Judge of the Federal Court of Australia
- In office 21 June 2013 – 31 March 2018

Personal details
- Occupation: Federal Court Justice

= Tony Pagone =

Former Judge of the Federal Court of Australia

Gaetano (Tony) Pagone is a retired Australian judge who previously served as a judge of the Federal Court of Australia from 21 June 2013 until 31 March 2018. Until 21 June 2013, he was a judge of the Supreme Court of Victoria in the Australian state of Victoria.

He completed secondary education at De La Salle College, Malvern and completed tertiary education at Monash University, graduating B.A., Dip.Ed., LL.B. In 1983, he obtained an LL.M. from Trinity Hall, Cambridge. In 2001, he was awarded a Monash Distinguished Alumni Award. Pagone was appointed as Queen's Counsel in 1996.
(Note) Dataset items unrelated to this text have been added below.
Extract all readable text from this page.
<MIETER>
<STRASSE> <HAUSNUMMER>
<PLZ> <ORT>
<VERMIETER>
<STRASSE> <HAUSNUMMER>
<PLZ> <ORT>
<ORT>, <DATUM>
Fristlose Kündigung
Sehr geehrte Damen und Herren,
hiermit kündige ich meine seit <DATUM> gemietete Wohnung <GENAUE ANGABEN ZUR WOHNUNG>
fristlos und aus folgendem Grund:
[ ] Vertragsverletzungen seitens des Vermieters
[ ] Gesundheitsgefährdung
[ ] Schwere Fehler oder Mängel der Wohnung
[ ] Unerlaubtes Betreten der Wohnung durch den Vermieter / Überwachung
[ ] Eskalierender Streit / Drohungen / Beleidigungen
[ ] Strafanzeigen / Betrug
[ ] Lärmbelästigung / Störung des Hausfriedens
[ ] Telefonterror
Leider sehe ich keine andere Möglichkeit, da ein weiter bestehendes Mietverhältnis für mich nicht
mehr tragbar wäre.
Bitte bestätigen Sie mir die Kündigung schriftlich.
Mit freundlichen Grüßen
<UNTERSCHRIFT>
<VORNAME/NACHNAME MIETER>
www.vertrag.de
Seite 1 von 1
He was first appointed to the Supreme Court in 2001, and served until June 2002, when he took up the position of special counsel to the Commissioner of Taxation until December 2003. He was appointed to the Supreme Court again in May 2007, and was the judge in charge of the Commercial Court. He is a professorial fellow at the University of Melbourne.

The Honorable Tony Pagone QC was appointed as Commissioner to the Royal Commission into Aged Care Quality and Safety on 13 September 2019.

In 2022, Pagone was appointed as a Member of the Order of Australia (AM) in the 2022 Australia Day Honours for "significant service to the law, to the judiciary, and to professional associations".